Eventually, both of them leave. Gillian runs away to begin a series of ill-conceived marriages and affairs. Sally’s brief marriage brings her two daughters of her own, Antonia and Kylie. When her husband is killed in a car accident, she flees the dark old house for suburbia and a chance for a normal life for her daughters.
Thirteen years go by before Gillian arrives unannounced at Sally’s house bringing trouble. Her latest boyfriend Jimmy is a dangerous criminal, and Gillian has accidentally killed him. His body is out in the car, and she has come to her sister for help. Together, they bury the body in the yard, but soon they are being haunted.
This story is told in a fairy tale style, and despite several setbacks, we are in no doubt that everything will turn out all right in the end. Characters fall madly in love on sight, and the troubles between both sets of sisters are worked out. The final removal of the spirit requires the assistance of the aunts themselves. Of course, it turns out that Gillian didn’t really kill her lover.
I guess I felt as if everything was tied up too neatly in this story. It’s a romance novel lightly disguised as magical realism, and I haven’t much patience for either.

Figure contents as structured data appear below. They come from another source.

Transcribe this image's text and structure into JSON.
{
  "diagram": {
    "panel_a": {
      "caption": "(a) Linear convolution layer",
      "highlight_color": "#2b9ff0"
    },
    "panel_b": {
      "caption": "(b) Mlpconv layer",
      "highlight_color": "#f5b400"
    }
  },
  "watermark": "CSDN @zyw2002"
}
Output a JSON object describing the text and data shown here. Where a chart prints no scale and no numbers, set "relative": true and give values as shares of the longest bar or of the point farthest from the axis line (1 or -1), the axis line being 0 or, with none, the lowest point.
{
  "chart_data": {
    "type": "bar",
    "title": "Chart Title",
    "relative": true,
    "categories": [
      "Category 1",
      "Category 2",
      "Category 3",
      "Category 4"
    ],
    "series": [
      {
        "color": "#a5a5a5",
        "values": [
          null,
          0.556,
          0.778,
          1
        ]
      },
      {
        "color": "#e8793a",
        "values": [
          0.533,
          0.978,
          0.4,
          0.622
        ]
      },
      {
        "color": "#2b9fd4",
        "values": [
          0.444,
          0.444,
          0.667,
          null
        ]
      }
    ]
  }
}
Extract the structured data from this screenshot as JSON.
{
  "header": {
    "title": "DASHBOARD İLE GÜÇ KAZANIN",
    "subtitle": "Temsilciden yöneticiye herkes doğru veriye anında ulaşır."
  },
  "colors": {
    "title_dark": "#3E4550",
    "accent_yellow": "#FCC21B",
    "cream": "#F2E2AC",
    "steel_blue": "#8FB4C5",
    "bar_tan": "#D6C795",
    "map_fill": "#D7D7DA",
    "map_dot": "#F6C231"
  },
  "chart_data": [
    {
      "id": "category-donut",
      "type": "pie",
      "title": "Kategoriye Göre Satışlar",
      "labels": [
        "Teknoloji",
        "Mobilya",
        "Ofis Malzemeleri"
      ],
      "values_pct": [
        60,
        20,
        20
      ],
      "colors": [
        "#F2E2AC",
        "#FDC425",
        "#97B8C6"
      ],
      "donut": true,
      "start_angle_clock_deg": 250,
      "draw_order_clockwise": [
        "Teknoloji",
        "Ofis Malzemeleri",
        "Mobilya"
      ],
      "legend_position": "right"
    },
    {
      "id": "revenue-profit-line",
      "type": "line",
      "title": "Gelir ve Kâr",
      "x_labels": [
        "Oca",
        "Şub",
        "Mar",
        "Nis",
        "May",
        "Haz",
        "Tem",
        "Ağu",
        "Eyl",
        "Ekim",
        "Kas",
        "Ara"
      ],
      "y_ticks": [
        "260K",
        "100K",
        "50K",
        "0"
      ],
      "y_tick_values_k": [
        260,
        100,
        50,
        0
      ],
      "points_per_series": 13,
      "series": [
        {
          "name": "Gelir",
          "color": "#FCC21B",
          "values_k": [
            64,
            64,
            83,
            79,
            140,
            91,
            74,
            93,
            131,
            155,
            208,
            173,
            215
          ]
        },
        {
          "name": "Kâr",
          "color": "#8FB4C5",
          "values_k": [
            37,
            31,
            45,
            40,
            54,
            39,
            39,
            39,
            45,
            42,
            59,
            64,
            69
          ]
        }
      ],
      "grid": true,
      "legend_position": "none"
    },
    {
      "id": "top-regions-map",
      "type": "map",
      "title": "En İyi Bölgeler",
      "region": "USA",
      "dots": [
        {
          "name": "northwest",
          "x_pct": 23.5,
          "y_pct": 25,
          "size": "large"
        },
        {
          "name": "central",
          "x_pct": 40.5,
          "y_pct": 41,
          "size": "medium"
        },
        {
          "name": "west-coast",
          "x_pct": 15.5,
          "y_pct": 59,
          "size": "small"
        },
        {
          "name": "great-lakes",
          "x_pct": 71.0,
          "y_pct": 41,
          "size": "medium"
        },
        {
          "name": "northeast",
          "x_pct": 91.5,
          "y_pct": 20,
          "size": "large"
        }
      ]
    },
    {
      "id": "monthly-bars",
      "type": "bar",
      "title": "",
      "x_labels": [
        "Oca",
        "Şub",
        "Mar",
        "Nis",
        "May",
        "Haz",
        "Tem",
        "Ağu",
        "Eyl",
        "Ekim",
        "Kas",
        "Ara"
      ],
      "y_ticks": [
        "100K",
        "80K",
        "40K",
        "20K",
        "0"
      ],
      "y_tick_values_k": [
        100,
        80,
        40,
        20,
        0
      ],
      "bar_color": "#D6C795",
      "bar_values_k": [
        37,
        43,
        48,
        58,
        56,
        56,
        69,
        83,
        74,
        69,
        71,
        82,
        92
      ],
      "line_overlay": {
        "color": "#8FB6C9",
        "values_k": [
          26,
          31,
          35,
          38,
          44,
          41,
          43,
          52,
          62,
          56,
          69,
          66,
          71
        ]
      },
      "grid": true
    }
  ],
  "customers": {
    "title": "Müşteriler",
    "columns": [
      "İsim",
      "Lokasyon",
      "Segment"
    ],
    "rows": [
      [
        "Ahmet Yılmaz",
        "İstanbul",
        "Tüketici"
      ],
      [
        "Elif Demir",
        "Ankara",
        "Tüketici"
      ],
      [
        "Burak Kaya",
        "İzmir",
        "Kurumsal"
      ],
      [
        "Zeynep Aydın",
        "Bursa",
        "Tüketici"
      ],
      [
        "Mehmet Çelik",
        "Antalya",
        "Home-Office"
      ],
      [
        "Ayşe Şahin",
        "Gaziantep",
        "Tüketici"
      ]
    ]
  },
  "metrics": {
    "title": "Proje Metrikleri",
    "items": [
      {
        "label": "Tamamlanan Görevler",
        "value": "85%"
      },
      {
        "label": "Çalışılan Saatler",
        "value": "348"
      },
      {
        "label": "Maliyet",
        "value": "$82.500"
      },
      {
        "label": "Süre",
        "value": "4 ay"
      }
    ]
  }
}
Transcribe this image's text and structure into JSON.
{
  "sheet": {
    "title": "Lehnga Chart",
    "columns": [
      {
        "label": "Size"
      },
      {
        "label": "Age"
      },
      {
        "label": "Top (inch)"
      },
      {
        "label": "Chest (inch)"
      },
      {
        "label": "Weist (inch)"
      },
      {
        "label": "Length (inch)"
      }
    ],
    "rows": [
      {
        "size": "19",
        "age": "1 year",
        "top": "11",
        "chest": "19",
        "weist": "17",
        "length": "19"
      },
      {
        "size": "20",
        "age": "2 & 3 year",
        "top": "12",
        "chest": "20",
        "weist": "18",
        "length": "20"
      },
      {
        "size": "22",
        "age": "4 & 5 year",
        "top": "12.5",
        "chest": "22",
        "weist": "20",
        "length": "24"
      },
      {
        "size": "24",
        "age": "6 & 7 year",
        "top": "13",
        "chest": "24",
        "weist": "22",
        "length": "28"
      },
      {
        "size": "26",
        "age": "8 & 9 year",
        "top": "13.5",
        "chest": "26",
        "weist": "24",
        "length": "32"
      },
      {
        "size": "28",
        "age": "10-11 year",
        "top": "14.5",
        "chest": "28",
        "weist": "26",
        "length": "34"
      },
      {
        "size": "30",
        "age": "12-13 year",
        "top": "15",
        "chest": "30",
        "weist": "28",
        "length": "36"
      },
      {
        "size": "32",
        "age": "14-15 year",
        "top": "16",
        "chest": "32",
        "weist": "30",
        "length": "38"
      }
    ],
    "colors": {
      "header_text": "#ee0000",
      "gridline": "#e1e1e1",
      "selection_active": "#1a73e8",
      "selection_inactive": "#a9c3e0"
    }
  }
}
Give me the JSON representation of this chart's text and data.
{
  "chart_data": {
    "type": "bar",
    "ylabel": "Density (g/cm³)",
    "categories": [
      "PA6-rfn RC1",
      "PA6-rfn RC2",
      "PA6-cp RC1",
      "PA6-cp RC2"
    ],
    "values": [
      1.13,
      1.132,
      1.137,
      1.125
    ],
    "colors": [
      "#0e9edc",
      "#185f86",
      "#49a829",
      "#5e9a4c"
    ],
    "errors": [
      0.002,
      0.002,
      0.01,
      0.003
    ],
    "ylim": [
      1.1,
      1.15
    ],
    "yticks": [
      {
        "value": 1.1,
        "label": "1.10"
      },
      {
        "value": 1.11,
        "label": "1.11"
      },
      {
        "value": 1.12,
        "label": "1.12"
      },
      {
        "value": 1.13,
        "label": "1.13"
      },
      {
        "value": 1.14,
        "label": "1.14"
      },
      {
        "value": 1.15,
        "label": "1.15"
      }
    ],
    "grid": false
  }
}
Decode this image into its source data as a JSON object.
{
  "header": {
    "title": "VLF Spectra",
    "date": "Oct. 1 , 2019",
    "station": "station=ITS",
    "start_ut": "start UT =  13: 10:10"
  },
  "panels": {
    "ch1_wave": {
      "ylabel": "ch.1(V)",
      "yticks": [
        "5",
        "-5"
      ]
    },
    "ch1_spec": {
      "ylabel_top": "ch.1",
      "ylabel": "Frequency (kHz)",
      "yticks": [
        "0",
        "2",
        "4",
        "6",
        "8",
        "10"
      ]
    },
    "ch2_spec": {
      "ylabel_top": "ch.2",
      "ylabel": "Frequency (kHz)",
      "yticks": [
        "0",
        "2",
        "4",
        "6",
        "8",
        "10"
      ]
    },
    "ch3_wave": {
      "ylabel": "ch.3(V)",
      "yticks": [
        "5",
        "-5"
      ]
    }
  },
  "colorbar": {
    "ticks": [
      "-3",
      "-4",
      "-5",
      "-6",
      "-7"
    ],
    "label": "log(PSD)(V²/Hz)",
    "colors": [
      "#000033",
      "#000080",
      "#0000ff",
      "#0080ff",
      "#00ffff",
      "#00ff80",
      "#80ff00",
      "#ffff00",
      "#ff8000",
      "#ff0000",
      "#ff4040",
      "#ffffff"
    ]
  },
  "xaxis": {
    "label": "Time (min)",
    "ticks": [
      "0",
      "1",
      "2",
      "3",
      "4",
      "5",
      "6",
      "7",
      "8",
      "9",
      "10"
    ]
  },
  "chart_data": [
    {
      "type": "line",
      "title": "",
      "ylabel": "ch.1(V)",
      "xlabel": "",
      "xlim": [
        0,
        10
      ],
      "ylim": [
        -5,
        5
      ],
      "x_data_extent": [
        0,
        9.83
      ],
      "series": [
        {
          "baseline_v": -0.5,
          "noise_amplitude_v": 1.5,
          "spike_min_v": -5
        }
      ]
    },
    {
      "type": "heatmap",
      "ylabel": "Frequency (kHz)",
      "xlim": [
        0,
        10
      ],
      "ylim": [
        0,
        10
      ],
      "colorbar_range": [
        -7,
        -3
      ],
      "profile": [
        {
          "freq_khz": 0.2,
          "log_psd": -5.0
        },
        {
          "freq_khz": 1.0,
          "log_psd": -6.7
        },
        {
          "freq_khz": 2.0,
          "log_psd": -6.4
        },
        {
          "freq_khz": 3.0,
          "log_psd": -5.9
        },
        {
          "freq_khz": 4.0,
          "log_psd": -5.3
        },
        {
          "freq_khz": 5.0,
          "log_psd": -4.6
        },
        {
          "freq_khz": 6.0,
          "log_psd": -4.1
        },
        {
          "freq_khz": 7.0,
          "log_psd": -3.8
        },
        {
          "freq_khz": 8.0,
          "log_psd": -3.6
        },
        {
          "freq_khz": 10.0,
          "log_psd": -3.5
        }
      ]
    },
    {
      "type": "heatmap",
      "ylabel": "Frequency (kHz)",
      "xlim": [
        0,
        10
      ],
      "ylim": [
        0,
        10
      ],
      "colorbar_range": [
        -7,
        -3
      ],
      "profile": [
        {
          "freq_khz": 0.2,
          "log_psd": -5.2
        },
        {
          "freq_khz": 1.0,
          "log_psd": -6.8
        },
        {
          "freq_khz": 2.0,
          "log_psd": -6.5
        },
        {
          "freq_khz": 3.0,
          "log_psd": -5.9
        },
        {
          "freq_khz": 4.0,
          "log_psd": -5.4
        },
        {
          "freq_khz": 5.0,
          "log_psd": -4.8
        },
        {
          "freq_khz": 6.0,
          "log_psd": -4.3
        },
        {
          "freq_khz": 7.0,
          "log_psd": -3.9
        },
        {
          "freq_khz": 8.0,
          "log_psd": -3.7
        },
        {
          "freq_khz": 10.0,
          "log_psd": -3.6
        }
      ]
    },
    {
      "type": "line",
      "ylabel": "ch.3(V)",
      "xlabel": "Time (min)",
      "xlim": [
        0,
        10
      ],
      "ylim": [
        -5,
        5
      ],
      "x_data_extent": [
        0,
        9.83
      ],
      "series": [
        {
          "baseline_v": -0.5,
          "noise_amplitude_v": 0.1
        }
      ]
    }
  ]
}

On the one hand, I found myself mildly enjoying the novel. On the other hand, I found it too cheerfully immoral. We are supposed to accept through most of the book that Gillian killed her lover, however accidentally, and that it is okay to cover it up. Finally, the law officer who tracks them down while looking for Jimmy is required to fall in love with Sally on sight so that he can help cover up their crime, despite his being perfectly straight-laced up to that point. Even if the “murder” turns out not to be as big a crime as they thought, now he has committed a crime, too, which everyone immediately forgets so that they can live happily ever after. It leaves a bad taste in my mouth.